Construção nova domina Lisboa em 2020

Campolide, Parque das Nações e Lumiar serão os prontos de maior vitalidade em Lisboa, que também assistirá ao nascimento de novos parques e, até de uma piscina natural.

A produção no setor da construção registará um crescimento 5,5% em 2020, representando um ligeiro abrandamento face ao ritmo de crescimento de 2019 (6%), segundo as previsões da Federação Portuguesa da Indústria da Construção e Obras Públicas (FEPICOP).

As obras de construção nova e os grandes empreendimentos residenciais devem voltar a ser a tendência dominante nos pedidos de licenciamento para novos fogos habitacionais na Câmara Municipal de Lisboa, a exemplo do que aconteceu em 2019.

Depois de nos últimos tempos terem sido as obras de reabilitação a dominarem esses pedidos – muitos para reabilitar velhos edifícios para hotéis e alojamento local – a construção nova passou a dominar. O licenciamento de projetos de construção nova aumentou 21% face ao ano anterior. Em 2019, foram lançadas mais de 38 mil habitações novas no mercado. A Área Metropolitana de Lisboa concentra 27% das habitações em pipeline, com mais de 12.600 fogos, um aumento de 9% em comparação com os 12 meses anteriores. No concelho de Lisboa foram registados 4400 licenciamentos.

Pontos de grande vitalidade

No Lumiar surgirá uma nova “Metropolis” de Lisboa, num investimento superior a 200 milhões de euros e 82 m2 de edificado. O projeto, localizado nos terrenos do antigo estádio de Alvalade, prevê a construção de quatro novos edifícios de escritórios classe-A, com um total de 37.600 m2, três de habitação com 30.250 m2 e mais de 200 apartamentos, e uma área comercial com 11.100 m2. A construção deve começar no final deste ano. Duas décadas depois, esta zona da cidade prepara-se assim dar, por fim, um pontapé no passado.

Já a oriente, Lisboa vai ganhar uma praia artificial com capacidade para 80 a 110 pessoas – será construída na bacia norte da marina do Parque das Nações. Trata-se de uma piscina natural e ecológica com 230 metros quadrados (m2), que ficará concluída em 2022. O projeto inspira-se nas piscinas flutuantes de outras capitais europeias, como a Badeschiff no rio Spree, em Berlim, ou a La Villette, no Sena, em Paris. Esta praia artificial, a funcionar com água tratada do rio Tejo, deverá rondar os cerca de 2400 metros quadrados (m2), incluindo esplanada, solário, cafés e balneários, e nascerá no âmbito do programa Lisboa Capital Verde Europeia 2020.

Também na Praça de Espanha começará a ganhar forma um empreendimento de 34 m2 e 6 milhões de euros. Serão 280 apartamentos a pensar na classe média/alta, com preços entre 4 mil e 5 mil euros por m2. Por aqui, o Parque Urbano da Praça de Espanha, que terá acesso direto aos jardins da Fundação Calouste Gulbenkian, deverá igualmente estar concluído em 2020. O parque terá “um número muito significativo de árvores”, zonas de “clareiras de fruição”, parques infantis, esplanadas, quiosques e a “recuperação da água como elemento central”, nas palavras do presidente da Câmara Municipal de Lisboa, Fernando Medina.
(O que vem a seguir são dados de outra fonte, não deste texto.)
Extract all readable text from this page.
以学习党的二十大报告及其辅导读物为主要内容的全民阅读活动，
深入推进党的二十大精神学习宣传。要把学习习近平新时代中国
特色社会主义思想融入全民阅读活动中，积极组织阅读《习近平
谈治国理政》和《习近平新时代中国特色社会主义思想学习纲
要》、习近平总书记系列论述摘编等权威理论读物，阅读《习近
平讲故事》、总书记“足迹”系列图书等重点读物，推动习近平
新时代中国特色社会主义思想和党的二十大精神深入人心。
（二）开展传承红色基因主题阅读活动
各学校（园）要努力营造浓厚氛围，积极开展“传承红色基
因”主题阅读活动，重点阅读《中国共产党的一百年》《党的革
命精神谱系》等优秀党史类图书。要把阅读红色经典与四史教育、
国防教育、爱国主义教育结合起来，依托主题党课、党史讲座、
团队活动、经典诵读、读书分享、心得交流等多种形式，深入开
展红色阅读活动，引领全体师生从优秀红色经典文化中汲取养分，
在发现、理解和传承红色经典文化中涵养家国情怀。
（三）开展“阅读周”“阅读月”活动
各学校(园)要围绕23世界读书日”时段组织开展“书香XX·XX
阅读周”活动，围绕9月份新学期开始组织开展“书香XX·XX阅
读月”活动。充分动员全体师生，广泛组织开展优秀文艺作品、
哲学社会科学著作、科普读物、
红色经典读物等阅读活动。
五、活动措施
Ali nas imediações, com vista para tudo isto, há assinalar a Infinity Tower. A torre abarca um total de 200 apartamentos, sitos num lote de terreno comprado por €17,7 milhões numa venda judicial. A sua construção está orçada em €62 milhões. Será um dos edifícios mais altos da capital, graças aos seus 80 metros de altura e 26 pisos acima do solo, num total de 34.200 m2 de área de construção.